Being A Student In Romania: 2016 vs 2017
– What Has Changed?
Located in Europe, Romania offers students a number of options when it comes to university study. There are currently five universities in Romania, with the highest ranking one being the Babes-Bolyai University and choosing where to study is an important decision. Currently, the expenditure on education is 9.24% of the budget and 21.65% of this is invested in higher education. The enrolment rate for university study is 53.22%.
Recently there have been changes to science courses, with international researchers being dropped from Romanian science projects and Romanian scientists who have been working at international universities removed from national science councils. Rules have also changed in relation to funding national research and development.
Under these new rules, the Executive Agency for Higher Education, Research, Development and Innovation funding will no longer make use of international evaluators concerning projects valued at 191 million Euros unless there aren’t any specialists available at a national level. Each overseas evaluator will need to be assessed on a case-by-case basis. The largest universities within the country are not happy with these new changes stating that it is a backward step for Romanian education because it reduces cooperation with Romanian universities and will have a significant impact on the country’s ability to participate in innovation and research projects.
Other areas of concern relate to funding cuts particularly in relation to research. There were ambitious plans to increase research spending every year to achieve 1% of GDP by 2010, but this milestone will not be reached. Ongoing research projects ceased and no longer received funding from 2017.
Student accommodation is poor, with many students having to address maintenance issues themselves. It is also challenging to find suitable university accommodation, and universities are only able to meet 30% of the demand for student accommodation meaning that students have to look elsewhere for a place to live while they study. The cost of living is reasonable, and it is possible to eat on a budget, preparing your own food or making use of student cafeterias, you should need between 120 and 150 Euros a month.
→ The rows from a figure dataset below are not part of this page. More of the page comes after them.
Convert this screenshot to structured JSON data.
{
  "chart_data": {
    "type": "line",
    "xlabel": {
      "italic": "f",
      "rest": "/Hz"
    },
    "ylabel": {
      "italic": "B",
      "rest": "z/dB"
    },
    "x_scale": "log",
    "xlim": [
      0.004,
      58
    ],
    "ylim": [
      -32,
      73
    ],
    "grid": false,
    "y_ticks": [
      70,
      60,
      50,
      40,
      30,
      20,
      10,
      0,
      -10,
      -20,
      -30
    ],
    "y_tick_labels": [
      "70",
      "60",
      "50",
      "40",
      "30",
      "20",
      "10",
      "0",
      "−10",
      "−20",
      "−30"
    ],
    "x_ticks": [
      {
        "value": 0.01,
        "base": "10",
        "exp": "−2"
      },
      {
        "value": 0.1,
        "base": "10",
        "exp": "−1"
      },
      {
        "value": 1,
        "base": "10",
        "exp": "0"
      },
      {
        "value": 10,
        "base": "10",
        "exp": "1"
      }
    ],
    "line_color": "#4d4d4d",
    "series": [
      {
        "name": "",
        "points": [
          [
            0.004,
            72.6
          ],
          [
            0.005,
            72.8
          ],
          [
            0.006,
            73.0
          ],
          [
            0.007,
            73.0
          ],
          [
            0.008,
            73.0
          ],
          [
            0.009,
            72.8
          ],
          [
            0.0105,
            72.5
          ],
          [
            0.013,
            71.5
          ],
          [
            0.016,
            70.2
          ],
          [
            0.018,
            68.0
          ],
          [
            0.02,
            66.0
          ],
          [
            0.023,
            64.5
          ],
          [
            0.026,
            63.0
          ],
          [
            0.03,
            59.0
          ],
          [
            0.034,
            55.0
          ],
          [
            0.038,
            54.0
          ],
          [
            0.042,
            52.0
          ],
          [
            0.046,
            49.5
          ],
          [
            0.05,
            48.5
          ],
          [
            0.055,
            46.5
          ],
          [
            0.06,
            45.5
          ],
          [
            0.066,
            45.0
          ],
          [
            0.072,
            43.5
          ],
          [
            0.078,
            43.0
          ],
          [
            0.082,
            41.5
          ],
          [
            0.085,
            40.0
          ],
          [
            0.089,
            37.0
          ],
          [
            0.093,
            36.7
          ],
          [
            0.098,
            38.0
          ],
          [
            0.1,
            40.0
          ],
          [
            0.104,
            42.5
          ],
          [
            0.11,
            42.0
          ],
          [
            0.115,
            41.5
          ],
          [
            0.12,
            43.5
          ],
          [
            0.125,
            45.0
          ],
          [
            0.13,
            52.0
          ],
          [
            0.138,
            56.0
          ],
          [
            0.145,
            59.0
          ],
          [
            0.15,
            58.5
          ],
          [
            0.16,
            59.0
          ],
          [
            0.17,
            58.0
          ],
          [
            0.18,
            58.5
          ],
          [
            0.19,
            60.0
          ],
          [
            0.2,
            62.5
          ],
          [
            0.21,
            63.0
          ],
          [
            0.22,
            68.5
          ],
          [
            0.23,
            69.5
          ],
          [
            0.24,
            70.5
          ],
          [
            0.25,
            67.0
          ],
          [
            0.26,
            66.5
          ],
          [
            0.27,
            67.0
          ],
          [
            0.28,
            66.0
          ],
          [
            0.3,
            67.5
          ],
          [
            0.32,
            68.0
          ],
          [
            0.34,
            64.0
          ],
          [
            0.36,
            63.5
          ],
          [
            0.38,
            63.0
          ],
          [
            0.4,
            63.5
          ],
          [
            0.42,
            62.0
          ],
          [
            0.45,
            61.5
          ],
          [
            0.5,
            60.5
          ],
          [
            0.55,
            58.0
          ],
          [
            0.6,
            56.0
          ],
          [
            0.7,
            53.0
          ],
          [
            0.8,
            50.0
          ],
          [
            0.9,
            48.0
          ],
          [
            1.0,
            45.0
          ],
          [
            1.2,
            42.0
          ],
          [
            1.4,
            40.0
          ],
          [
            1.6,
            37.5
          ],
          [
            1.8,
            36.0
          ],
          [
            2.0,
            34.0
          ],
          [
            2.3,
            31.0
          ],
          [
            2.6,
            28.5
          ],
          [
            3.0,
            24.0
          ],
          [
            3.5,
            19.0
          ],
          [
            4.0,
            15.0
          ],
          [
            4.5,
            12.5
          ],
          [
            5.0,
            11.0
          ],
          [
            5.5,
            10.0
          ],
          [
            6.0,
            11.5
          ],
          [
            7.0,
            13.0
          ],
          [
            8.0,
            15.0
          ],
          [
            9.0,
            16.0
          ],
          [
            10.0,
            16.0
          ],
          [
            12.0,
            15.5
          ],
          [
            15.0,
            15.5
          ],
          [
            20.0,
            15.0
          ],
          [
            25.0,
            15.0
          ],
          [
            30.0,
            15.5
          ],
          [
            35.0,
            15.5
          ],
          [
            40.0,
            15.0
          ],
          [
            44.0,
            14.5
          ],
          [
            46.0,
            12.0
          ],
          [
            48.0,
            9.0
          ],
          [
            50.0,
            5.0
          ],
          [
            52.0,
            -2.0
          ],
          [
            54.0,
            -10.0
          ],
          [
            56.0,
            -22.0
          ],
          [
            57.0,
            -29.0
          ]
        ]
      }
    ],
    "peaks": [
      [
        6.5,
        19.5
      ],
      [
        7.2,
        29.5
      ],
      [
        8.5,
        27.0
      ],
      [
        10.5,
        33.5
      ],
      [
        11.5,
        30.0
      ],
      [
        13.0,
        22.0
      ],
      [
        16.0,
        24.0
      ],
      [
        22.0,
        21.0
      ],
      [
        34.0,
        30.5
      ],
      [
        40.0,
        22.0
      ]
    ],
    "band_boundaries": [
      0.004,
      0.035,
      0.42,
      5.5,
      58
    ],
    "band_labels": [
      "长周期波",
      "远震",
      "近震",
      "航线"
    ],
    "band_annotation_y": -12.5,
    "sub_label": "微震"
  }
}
For transport, students will pay around 15 Euros a month. Depending on where you study, the costs can be a little more expensive; Bucharest, for example, has a higher cost of living than some of the other places. Students in the country usually enjoy a range of discounts or freebies. 500 Euros a month is more than enough to live on as a student.
Many universities in Romania have difficulty in attracting top talent because salaries are low and resources are underfunded. It has been argued that these changes only serve to exacerbate the situation. Due to the bureaucracy experienced in national universities, it can be difficult for them to reach their full potential.